Nicht nur Refrains, sondern teilweise auch die Strophen wurden von den Fans so laut mitgesungen, dass einem ein Gänschen nach dem anderen über den Rücken lief. Scheiß auf die Stimmbänder, Hauptsache laut! Ja, und auch den Herrschaften auf der Bühne war deutlich anzusehen, wie sehr sie die Atmosphäre genossen, standen sie doch manchmal einfach da und lauschten freudestrahlend den Gesängen, da weiterspielen sinnlos gewesen wäre, hätte eh keiner gehört! Da kann auch ein Song wie „Rain“ schon mal etwas länger als sonst dauern. Am meisten geliebt werden aber natürlich die Songs, die nicht zum Standardrepertoire der aktuellen Quo-Besetzung gehören.
Ob im Stehplatzbereich oder auf dem Balkon, die Halle tobte und es hielt niemanden auf seinem Sitz. Leider war das am Samstag leider ein bisschen anders. Wir hatten für diesen Tag Plätze auf dem Balkon und merkwürdigerweise blieben in unserem Block so gut wie alle sitzen, dafür war für uns der Sound deutlich besser als am Vortag. Ok, Nacken tat eh noch weh vom Headbangen ... Trotzdem, für uns stand nach dem Samstag-Gig auf jeden Fall fest: nie wieder Quo mit Sitzplatz. (Notfalls muss halt irgendwann ein Rollator mit.)

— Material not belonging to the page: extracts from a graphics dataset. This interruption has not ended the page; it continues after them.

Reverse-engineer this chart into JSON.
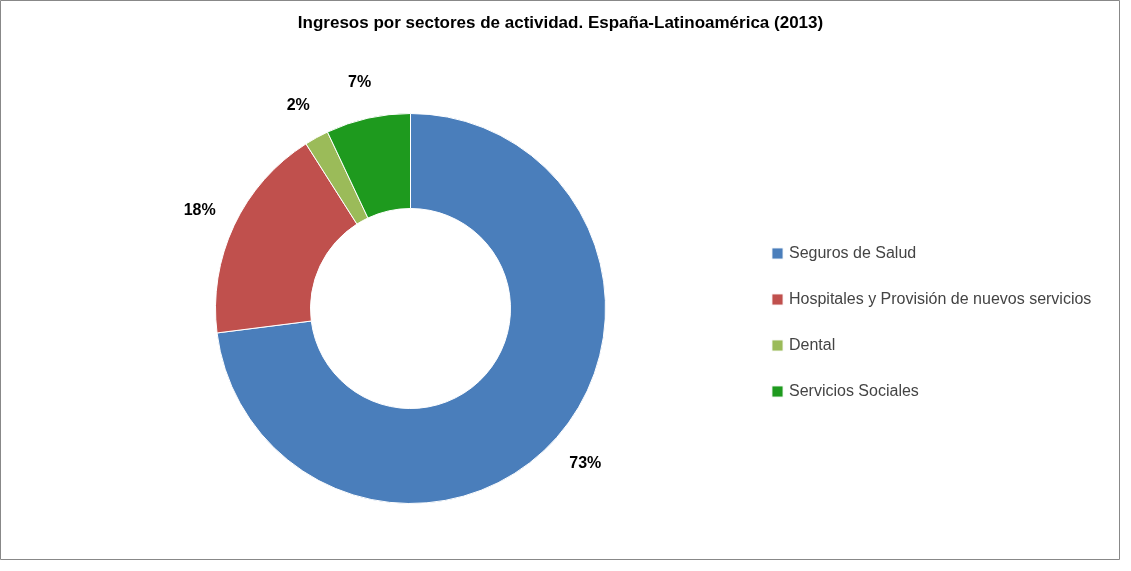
{
  "chart_data": {
    "type": "donut",
    "title": "Ingresos por sectores de actividad. España-Latinoamérica (2013)",
    "categories": [
      "Seguros de Salud",
      "Hospitales y Provisión de nuevos servicios",
      "Dental",
      "Servicios Sociales"
    ],
    "values": [
      73,
      18,
      2,
      7
    ],
    "colors": [
      "#4a7ebb",
      "#c0504d",
      "#9bbb59",
      "#1e9a1e"
    ],
    "value_labels": [
      "73%",
      "18%",
      "2%",
      "7%"
    ],
    "legend": "right"
  }
}
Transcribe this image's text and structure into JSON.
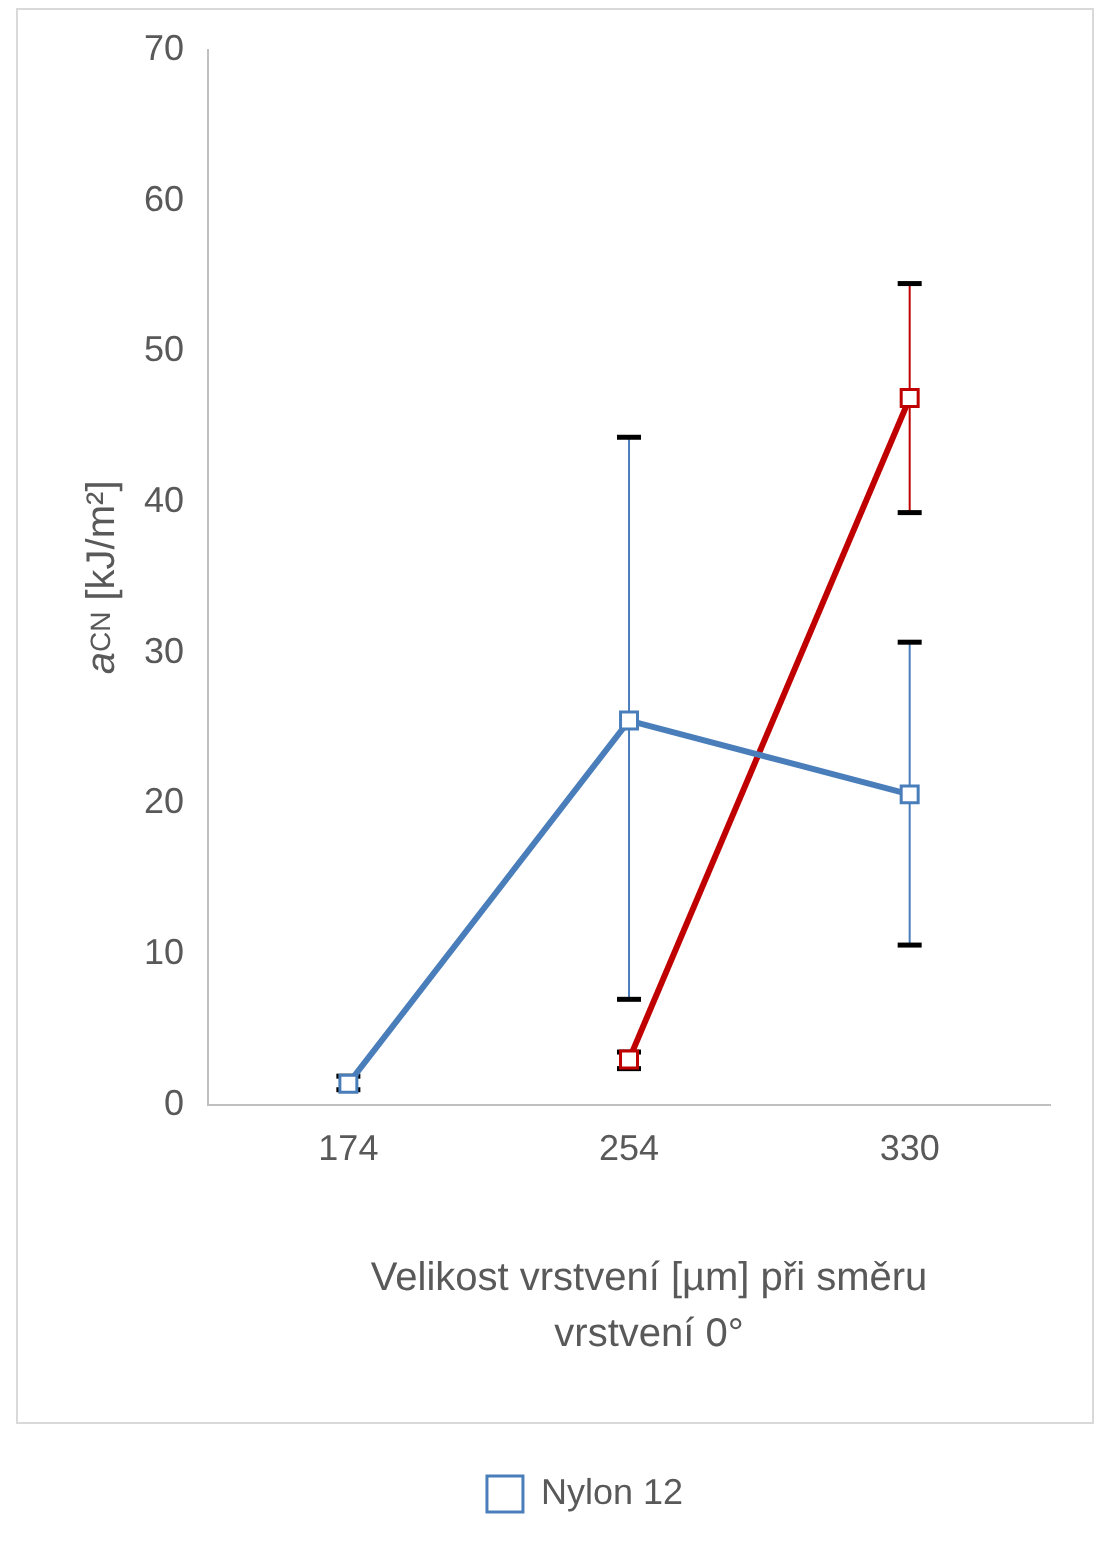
{
  "chart_data": {
    "type": "line",
    "xlabel": "Velikost vrstvení [µm] při směru vrstvení 0°",
    "ylabel": "a$_{CN}$ [kJ/m²]",
    "categories": [
      "174",
      "254",
      "330"
    ],
    "series": [
      {
        "name": "Nylon 12",
        "color": "#4a7ebb",
        "values": [
          1.4,
          25.5,
          20.6
        ],
        "errors": [
          [
            1.0,
            1.9
          ],
          [
            7.0,
            44.3
          ],
          [
            10.6,
            30.7
          ]
        ]
      },
      {
        "color": "#c00000",
        "values": [
          null,
          3.0,
          46.9
        ],
        "errors": [
          null,
          [
            2.4,
            3.5
          ],
          [
            39.3,
            54.5
          ]
        ]
      }
    ],
    "ylim": [
      0,
      70
    ],
    "yticks": [
      0,
      10,
      20,
      30,
      40,
      50,
      60,
      70
    ],
    "grid": false,
    "legend": "bottom",
    "marker": "square",
    "line_style": "solid"
  }
}
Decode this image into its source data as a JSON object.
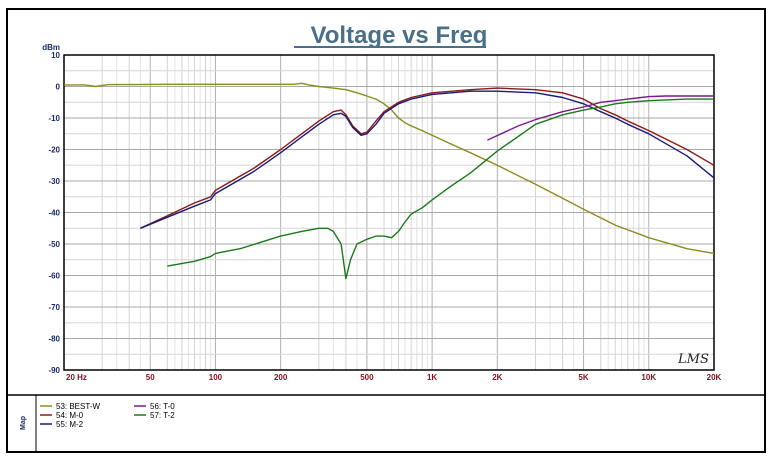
{
  "chart_data": {
    "type": "line",
    "title": "Voltage vs Freq",
    "ylabel": "dBm",
    "xscale": "log",
    "xlim": [
      20,
      20000
    ],
    "ylim": [
      -90,
      10
    ],
    "grid": true,
    "legend_position": "bottom",
    "yticks": [
      10,
      0,
      -10,
      -20,
      -30,
      -40,
      -50,
      -60,
      -70,
      -80,
      -90
    ],
    "ytick_labels": [
      "10",
      "0",
      "-10",
      "-20",
      "-30",
      "-40",
      "-50",
      "-60",
      "-70",
      "-80",
      "-90"
    ],
    "xticks": [
      20,
      50,
      100,
      200,
      500,
      1000,
      2000,
      5000,
      10000,
      20000
    ],
    "xtick_labels": [
      "20 Hz",
      "50",
      "100",
      "200",
      "500",
      "1K",
      "2K",
      "5K",
      "10K",
      "20K"
    ],
    "watermark": "LMS",
    "side_label": "Map",
    "series": [
      {
        "name": "53: BEST-W",
        "color": "#8c8c1e",
        "x": [
          20,
          25,
          28,
          32,
          40,
          60,
          100,
          150,
          200,
          230,
          250,
          270,
          300,
          350,
          400,
          450,
          500,
          550,
          600,
          650,
          700,
          750,
          800,
          900,
          1000,
          1200,
          1500,
          2000,
          3000,
          4000,
          5000,
          7000,
          10000,
          15000,
          20000
        ],
        "y": [
          0.5,
          0.5,
          0,
          0.6,
          0.6,
          0.7,
          0.7,
          0.7,
          0.7,
          0.7,
          1,
          0.5,
          0,
          -0.5,
          -1,
          -2,
          -3,
          -4,
          -5.5,
          -7.5,
          -10,
          -11.5,
          -12.5,
          -14,
          -15.5,
          -18,
          -21,
          -25,
          -31,
          -35.5,
          -39,
          -44,
          -48,
          -51.5,
          -53
        ]
      },
      {
        "name": "54: M-0",
        "color": "#8b1a1a",
        "x": [
          45,
          60,
          80,
          95,
          100,
          150,
          200,
          250,
          300,
          350,
          380,
          400,
          430,
          470,
          500,
          550,
          600,
          700,
          800,
          1000,
          1500,
          2000,
          3000,
          4000,
          5000,
          6000,
          7000,
          8000,
          10000,
          15000,
          20000
        ],
        "y": [
          -45,
          -41,
          -37,
          -35,
          -33,
          -26,
          -20,
          -15,
          -11,
          -8,
          -7.5,
          -9,
          -12.5,
          -15,
          -14.5,
          -11,
          -8,
          -5,
          -3.5,
          -2,
          -1,
          -0.5,
          -1,
          -2,
          -4,
          -7,
          -9,
          -11,
          -14,
          -20,
          -25
        ]
      },
      {
        "name": "55: M-2",
        "color": "#1a1a7a",
        "x": [
          45,
          60,
          80,
          95,
          100,
          150,
          200,
          250,
          300,
          350,
          380,
          400,
          430,
          470,
          500,
          550,
          600,
          700,
          800,
          1000,
          1500,
          2000,
          3000,
          4000,
          5000,
          6000,
          7000,
          8000,
          10000,
          15000,
          20000
        ],
        "y": [
          -45,
          -41.5,
          -38,
          -36,
          -34,
          -27,
          -21,
          -16,
          -12,
          -9,
          -8.5,
          -9.5,
          -13,
          -15.5,
          -15,
          -12,
          -8.5,
          -5.5,
          -4,
          -2.5,
          -1.5,
          -1.5,
          -2,
          -3.5,
          -5.5,
          -8,
          -10,
          -12,
          -15,
          -22,
          -29
        ]
      },
      {
        "name": "56: T-0",
        "color": "#7a1a8a",
        "x": [
          1800,
          2500,
          3000,
          4000,
          5000,
          6000,
          7000,
          8000,
          10000,
          12000,
          15000,
          20000
        ],
        "y": [
          -17,
          -12.5,
          -10.5,
          -8,
          -6.5,
          -5,
          -4.5,
          -4,
          -3.2,
          -3,
          -3,
          -3
        ]
      },
      {
        "name": "57: T-2",
        "color": "#1a7a1a",
        "x": [
          60,
          80,
          95,
          100,
          130,
          170,
          200,
          250,
          300,
          330,
          350,
          380,
          400,
          420,
          450,
          500,
          550,
          600,
          650,
          700,
          750,
          800,
          900,
          1000,
          1200,
          1500,
          2000,
          3000,
          4000,
          5000,
          6000,
          7000,
          8000,
          10000,
          15000,
          20000
        ],
        "y": [
          -57,
          -55.5,
          -54,
          -53,
          -51.5,
          -49,
          -47.5,
          -46,
          -45,
          -45,
          -46,
          -50,
          -61,
          -55,
          -50,
          -48.5,
          -47.5,
          -47.5,
          -48,
          -46,
          -43,
          -40.5,
          -38.5,
          -36,
          -32,
          -27.5,
          -20.5,
          -12,
          -9,
          -7.5,
          -6.5,
          -5.5,
          -5,
          -4.5,
          -4,
          -4
        ]
      }
    ]
  }
}
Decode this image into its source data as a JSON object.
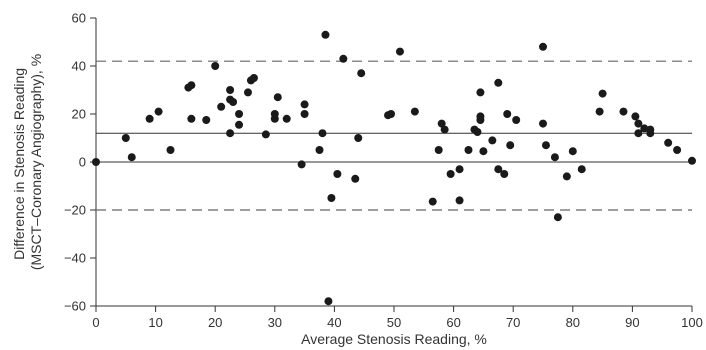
{
  "chart_data": {
    "type": "scatter",
    "title": "",
    "xlabel": "Average Stenosis Reading, %",
    "ylabel_lines": [
      "Difference in Stenosis Reading",
      "(MSCT–Coronary Angiography), %"
    ],
    "xlim": [
      0,
      100
    ],
    "ylim": [
      -60,
      60
    ],
    "xticks": [
      0,
      10,
      20,
      30,
      40,
      50,
      60,
      70,
      80,
      90,
      100
    ],
    "yticks": [
      -60,
      -40,
      -20,
      0,
      20,
      40,
      60
    ],
    "grid": false,
    "mean_line": 12,
    "limits_of_agreement": [
      42,
      -20
    ],
    "zero_line": 0,
    "points": [
      [
        0,
        0
      ],
      [
        5,
        10
      ],
      [
        6,
        2
      ],
      [
        9,
        18
      ],
      [
        10.5,
        21
      ],
      [
        12.5,
        5
      ],
      [
        15.5,
        31
      ],
      [
        16,
        32
      ],
      [
        16,
        18
      ],
      [
        18.5,
        17.5
      ],
      [
        20,
        40
      ],
      [
        21,
        23
      ],
      [
        22.5,
        30
      ],
      [
        22.5,
        26
      ],
      [
        22.5,
        12
      ],
      [
        23,
        25
      ],
      [
        24,
        20
      ],
      [
        24,
        15.5
      ],
      [
        25.5,
        29
      ],
      [
        26,
        34
      ],
      [
        26.5,
        35
      ],
      [
        28.5,
        11.5
      ],
      [
        30,
        20
      ],
      [
        30.5,
        27
      ],
      [
        30,
        18
      ],
      [
        32,
        18
      ],
      [
        34.5,
        -1
      ],
      [
        35,
        20
      ],
      [
        35,
        24
      ],
      [
        37.5,
        5
      ],
      [
        38,
        12
      ],
      [
        38.5,
        53
      ],
      [
        39,
        -58
      ],
      [
        39.5,
        -15
      ],
      [
        40.5,
        -5
      ],
      [
        41.5,
        43
      ],
      [
        43.5,
        -7
      ],
      [
        44,
        10
      ],
      [
        44.5,
        37
      ],
      [
        49,
        19.5
      ],
      [
        49.5,
        20
      ],
      [
        51,
        46
      ],
      [
        53.5,
        21
      ],
      [
        56.5,
        -16.5
      ],
      [
        57.5,
        5
      ],
      [
        58,
        16
      ],
      [
        58.5,
        13.5
      ],
      [
        59.5,
        -5
      ],
      [
        61,
        -16
      ],
      [
        61,
        -3
      ],
      [
        62.5,
        5
      ],
      [
        63.5,
        13.5
      ],
      [
        64,
        12.5
      ],
      [
        64.5,
        29
      ],
      [
        64.5,
        19
      ],
      [
        64.5,
        17.5
      ],
      [
        65,
        4.5
      ],
      [
        66.5,
        9
      ],
      [
        67.5,
        33
      ],
      [
        67.5,
        -3
      ],
      [
        68.5,
        -5
      ],
      [
        69,
        20
      ],
      [
        69.5,
        7
      ],
      [
        70.5,
        17.5
      ],
      [
        75,
        48
      ],
      [
        75,
        16
      ],
      [
        75.5,
        7
      ],
      [
        77,
        2
      ],
      [
        77.5,
        -23
      ],
      [
        79,
        -6
      ],
      [
        80,
        4.5
      ],
      [
        81.5,
        -3
      ],
      [
        84.5,
        21
      ],
      [
        85,
        28.5
      ],
      [
        88.5,
        21
      ],
      [
        90.5,
        19
      ],
      [
        91,
        16
      ],
      [
        91,
        12
      ],
      [
        92,
        14
      ],
      [
        93,
        12
      ],
      [
        93,
        13.5
      ],
      [
        96,
        8
      ],
      [
        97.5,
        5
      ],
      [
        100,
        0.5
      ]
    ]
  }
}
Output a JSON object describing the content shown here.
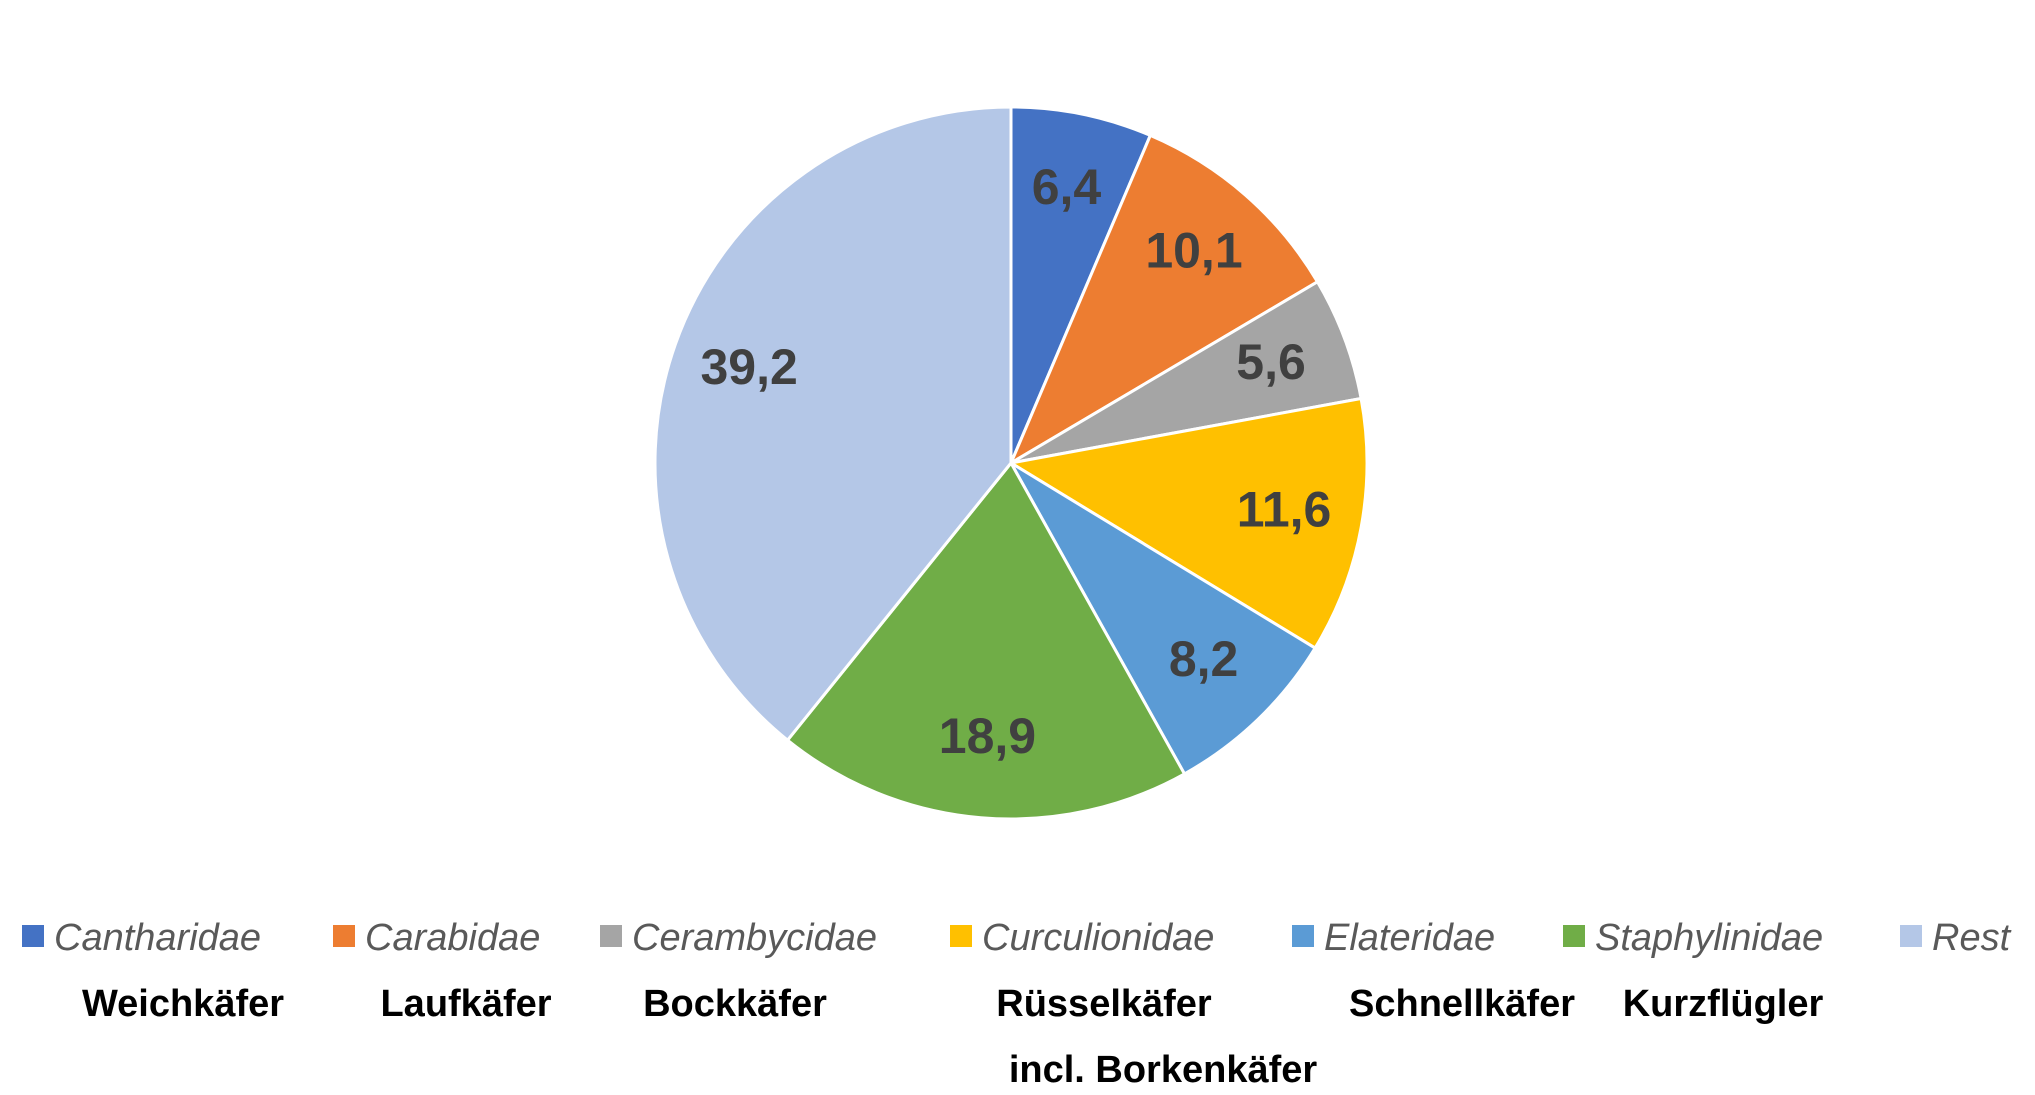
{
  "chart_data": {
    "type": "pie",
    "categories": [
      "Cantharidae",
      "Carabidae",
      "Cerambycidae",
      "Curculionidae",
      "Elateridae",
      "Staphylinidae",
      "Rest"
    ],
    "common_names": [
      "Weichkäfer",
      "Laufkäfer",
      "Bockkäfer",
      "Rüsselkäfer",
      "Schnellkäfer",
      "Kurzflügler",
      null
    ],
    "annotation": "incl. Borkenkäfer",
    "values": [
      6.4,
      10.1,
      5.6,
      11.6,
      8.2,
      18.9,
      39.2
    ],
    "value_labels": [
      "6,4",
      "10,1",
      "5,6",
      "11,6",
      "8,2",
      "18,9",
      "39,2"
    ],
    "colors": [
      "#4472c4",
      "#ed7d31",
      "#a5a5a5",
      "#ffc000",
      "#5b9bd5",
      "#70ad47",
      "#b4c7e7"
    ],
    "legend": "bottom"
  }
}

Da wir erst wesentlich später zur Halle mussten, bestand aber zumindest die Gelegenheit, dem Distiller’s einen Besuch abzustatten, einige alte Bekannte zu treffen und auch neue kennenzulernen. Hier wurde mal wieder gefeiert ohne Ende, die Coverband Stated Quo gab alles und der Kneipe ging sogar das Bier aus.
Fazit:
Wie schon bei der Reunion Tour 2013 war London ein wahnsinniges Erlebnis, die Gigs, das ganze Drumherum, da stimmte einfach wieder mal alles. (Diesmal sogar das Wetter.) Was wäre wohl aus dieser Band geworden, wenn es die Trennung nicht gegeben hätte? Oder wenn die Reunion einfach 10 oder sogar 20 Jahre früher stattgefunden hätte? Dieser Gedanke stimmt wohl so manchen von uns wehmütig.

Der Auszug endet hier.